Abacus: A Cost-Based Optimizer for Semantic Operator Systems

LLMs enable an exciting new class of data processing applications over large collections of unstructured documents. Several new programming frameworks have enabled developers to build these applications by composing them out of semantic operators: a declarative set of AI-powered data transformations with natural language specifications. These include LLM-powered maps, filters, joins, etc. used for document processing tasks such as information extraction, summarization, and more. While systems of semantic operators have achieved strong performance on benchmarks, they can be difficult to optimize. An optimizer for this setting must determine how to physically implement each semantic operator in a way that optimizes the system globally. Existing optimizers are limited in the number of optimizations they can apply, and most (if not all) cannot optimize system quality, cost, or latency subject to constraint(s) on the other dimensions. In this paper we present Abacus, an extensible, cost-based optimizer which searches for the best implementation of a semantic operator system given a (possibly constrained) optimization objective. Abacus estimates operator performance by leveraging a minimal set of validation examples, prior beliefs about operator performance, and/or an LLM judge. We evaluate Abacus on document processing workloads in the biomedical and legal domains (BioDEX; CUAD) and multi-modal question answering (MMQA). We demonstrate that, on-average, systems optimized by Abacus achieve 6.7%-39.4% better quality and are 10.8x cheaper and 3.4x faster than the next best system.

翻译：大型语言模型（LLM）为处理大规模非结构化文档集合开启了一类令人兴奋的新型数据处理应用。
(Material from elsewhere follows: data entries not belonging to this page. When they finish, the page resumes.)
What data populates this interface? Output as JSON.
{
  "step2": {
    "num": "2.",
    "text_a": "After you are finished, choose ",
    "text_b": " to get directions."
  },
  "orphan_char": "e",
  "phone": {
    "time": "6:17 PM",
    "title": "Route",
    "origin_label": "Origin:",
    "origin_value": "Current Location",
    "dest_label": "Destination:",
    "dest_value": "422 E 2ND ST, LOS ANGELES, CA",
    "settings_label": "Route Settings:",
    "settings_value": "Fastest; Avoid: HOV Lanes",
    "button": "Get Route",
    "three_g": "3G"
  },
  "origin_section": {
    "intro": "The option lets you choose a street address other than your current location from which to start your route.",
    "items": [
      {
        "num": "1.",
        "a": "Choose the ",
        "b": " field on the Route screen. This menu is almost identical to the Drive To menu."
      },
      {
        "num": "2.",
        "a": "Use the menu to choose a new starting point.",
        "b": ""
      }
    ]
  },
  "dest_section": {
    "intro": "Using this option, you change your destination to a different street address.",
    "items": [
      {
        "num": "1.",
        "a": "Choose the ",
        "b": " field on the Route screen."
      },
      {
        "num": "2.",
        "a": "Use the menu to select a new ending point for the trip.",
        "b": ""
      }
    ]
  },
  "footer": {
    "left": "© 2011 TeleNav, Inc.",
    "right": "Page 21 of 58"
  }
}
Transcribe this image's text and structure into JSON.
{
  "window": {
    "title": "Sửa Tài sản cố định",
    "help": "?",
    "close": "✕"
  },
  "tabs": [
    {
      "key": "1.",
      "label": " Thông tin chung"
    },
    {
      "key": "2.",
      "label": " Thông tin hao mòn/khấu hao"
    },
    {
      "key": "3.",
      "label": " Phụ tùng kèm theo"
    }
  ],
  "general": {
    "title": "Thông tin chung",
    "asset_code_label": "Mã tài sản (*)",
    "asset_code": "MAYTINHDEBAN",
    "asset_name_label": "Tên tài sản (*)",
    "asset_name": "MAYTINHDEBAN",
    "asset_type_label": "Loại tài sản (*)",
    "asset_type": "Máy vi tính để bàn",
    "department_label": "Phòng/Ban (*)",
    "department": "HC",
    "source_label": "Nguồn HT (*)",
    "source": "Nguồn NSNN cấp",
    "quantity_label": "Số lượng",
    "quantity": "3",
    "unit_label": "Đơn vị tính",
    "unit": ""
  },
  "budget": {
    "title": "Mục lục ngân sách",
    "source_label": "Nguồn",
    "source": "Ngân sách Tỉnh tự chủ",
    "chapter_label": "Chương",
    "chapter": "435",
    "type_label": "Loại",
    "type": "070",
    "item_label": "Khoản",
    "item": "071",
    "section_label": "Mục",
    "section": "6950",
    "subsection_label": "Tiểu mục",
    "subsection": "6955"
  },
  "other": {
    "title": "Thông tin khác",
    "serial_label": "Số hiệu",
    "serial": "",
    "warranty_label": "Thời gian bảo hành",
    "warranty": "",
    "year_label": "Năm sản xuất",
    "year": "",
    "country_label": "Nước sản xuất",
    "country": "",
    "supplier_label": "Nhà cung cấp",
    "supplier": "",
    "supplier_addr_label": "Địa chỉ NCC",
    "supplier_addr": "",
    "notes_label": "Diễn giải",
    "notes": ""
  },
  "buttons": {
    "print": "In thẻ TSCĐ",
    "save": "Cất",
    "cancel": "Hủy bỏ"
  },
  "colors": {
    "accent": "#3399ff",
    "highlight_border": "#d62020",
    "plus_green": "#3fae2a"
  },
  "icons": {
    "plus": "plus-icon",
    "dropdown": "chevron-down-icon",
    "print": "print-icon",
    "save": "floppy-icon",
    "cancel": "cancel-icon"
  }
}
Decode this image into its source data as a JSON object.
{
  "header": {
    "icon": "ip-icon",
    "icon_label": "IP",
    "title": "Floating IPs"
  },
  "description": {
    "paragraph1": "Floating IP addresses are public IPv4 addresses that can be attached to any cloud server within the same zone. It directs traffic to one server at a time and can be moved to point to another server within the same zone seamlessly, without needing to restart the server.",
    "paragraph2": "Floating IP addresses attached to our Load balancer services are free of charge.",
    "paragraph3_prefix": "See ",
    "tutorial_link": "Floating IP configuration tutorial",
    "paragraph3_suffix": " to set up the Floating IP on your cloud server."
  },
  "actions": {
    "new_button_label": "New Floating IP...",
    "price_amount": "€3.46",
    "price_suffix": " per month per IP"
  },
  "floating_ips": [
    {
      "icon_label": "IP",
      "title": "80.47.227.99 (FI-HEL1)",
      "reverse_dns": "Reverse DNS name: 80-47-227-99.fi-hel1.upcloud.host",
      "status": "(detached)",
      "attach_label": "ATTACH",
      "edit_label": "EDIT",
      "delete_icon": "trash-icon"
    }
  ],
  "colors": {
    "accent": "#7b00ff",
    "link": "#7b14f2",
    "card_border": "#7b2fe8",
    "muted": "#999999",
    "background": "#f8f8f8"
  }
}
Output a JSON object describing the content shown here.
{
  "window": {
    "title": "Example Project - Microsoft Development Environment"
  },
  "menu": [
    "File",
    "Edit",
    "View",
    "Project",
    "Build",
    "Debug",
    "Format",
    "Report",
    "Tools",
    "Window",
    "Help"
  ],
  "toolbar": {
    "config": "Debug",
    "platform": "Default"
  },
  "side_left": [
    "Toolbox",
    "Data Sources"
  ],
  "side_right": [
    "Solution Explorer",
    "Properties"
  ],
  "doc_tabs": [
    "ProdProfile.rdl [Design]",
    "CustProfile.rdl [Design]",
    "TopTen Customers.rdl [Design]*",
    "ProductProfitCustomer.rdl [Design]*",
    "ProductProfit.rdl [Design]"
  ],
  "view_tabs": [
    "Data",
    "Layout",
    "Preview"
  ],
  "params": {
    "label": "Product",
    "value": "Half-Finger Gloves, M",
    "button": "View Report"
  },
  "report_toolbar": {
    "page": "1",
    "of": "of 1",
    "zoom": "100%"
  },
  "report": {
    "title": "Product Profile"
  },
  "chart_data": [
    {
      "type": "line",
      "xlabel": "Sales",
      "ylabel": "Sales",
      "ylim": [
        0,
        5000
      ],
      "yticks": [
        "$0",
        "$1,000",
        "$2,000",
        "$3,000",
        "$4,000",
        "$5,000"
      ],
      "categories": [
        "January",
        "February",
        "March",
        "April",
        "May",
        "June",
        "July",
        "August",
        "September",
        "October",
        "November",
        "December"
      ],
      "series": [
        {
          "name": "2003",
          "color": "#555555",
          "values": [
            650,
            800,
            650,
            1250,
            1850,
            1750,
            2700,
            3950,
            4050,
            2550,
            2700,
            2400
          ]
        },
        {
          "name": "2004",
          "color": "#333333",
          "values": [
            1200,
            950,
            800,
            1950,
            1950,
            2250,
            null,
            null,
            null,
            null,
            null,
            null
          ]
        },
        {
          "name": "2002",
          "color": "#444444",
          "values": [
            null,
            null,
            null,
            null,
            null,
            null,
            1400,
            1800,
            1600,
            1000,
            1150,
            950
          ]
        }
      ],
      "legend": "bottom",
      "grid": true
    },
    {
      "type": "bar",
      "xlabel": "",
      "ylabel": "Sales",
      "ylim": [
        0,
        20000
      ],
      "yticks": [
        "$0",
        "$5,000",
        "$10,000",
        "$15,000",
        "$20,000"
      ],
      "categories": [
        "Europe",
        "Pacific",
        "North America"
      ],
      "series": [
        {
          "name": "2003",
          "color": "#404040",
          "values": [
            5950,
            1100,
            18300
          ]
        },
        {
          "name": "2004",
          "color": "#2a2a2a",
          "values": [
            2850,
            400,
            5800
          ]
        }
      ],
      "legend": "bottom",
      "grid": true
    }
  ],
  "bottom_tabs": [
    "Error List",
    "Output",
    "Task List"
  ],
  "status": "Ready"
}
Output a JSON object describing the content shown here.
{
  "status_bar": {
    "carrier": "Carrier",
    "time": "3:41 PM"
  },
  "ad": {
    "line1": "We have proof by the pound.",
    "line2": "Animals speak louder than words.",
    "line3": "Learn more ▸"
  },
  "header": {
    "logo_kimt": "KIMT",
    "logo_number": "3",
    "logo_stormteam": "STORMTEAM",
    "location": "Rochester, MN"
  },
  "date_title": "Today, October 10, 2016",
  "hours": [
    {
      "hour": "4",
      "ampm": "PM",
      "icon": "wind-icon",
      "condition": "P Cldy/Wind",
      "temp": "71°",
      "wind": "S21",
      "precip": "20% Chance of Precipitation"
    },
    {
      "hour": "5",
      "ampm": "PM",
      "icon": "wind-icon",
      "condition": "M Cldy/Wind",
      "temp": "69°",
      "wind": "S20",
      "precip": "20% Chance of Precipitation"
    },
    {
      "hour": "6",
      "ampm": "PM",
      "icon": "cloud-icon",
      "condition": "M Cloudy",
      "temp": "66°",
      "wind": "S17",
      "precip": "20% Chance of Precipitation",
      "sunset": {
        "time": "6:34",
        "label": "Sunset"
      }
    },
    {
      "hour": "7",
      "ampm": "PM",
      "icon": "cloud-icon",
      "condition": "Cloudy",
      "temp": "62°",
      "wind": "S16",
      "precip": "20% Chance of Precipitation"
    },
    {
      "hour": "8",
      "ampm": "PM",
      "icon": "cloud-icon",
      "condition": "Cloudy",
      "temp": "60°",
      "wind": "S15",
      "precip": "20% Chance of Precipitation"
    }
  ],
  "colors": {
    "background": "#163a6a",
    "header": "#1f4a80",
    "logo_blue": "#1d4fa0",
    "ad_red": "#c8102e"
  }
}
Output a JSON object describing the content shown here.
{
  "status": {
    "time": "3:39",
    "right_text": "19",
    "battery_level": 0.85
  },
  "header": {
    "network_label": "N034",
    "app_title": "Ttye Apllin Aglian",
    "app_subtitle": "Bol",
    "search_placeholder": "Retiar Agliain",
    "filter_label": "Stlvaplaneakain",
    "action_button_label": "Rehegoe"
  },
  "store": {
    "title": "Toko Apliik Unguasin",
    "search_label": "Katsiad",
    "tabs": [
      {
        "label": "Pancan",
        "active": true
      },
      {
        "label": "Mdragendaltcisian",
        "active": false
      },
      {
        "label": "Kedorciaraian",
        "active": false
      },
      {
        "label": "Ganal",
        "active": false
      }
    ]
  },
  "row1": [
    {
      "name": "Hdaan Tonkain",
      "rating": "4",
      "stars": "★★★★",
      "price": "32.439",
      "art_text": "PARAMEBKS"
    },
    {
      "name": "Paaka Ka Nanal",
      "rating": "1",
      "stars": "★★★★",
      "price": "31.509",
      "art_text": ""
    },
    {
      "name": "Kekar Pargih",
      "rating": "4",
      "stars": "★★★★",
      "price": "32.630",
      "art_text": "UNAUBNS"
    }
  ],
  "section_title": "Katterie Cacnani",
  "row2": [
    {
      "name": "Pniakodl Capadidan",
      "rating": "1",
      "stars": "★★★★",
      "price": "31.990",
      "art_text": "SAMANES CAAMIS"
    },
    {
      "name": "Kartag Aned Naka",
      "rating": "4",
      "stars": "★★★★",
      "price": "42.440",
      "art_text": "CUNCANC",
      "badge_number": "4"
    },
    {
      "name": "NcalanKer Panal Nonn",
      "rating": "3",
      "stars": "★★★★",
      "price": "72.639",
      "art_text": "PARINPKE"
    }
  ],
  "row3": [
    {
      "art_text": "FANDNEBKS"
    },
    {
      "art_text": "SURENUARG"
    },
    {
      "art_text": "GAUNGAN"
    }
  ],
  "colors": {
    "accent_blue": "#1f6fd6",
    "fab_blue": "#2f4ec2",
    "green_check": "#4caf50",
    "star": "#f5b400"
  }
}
多个新兴编程框架使开发者能够通过组合语义算子来构建此类应用：这是一组声明式的、由人工智能驱动的数据转换操作，其规范使用自然语言描述。这些算子包括用于文档处理任务（如信息提取、摘要等）的LLM驱动的映射、过滤、连接等操作。尽管语义算子系统在基准测试中已展现出强大的性能，但其优化过程可能颇具挑战。针对此场景的优化器必须确定如何以物理方式实现每个语义算子，从而在全局范围内优化整个系统。现有优化器所能应用的优化手段有限，且大多数（若非全部）无法在给定其他维度约束条件的情况下，对系统质量、代价或延迟进行优化。本文提出Abacus，一个可扩展的、基于代价的优化器，它能够在给定（可能带约束的）优化目标下，搜索语义算子系统的最佳实现方案。Abacus通过利用一组最简验证示例、关于算子性能的先验信念和/或一个LLM评判器来估计算子性能。我们在生物医学与法律领域的文档处理任务（BioDEX；CUAD）以及多模态问答（MMQA）上对Abacus进行评估。实验表明，经Abacus优化的系统平均而言，其质量比次优系统高出6.7%–39.4%，同时代价降低10.8倍，速度提升3.4倍。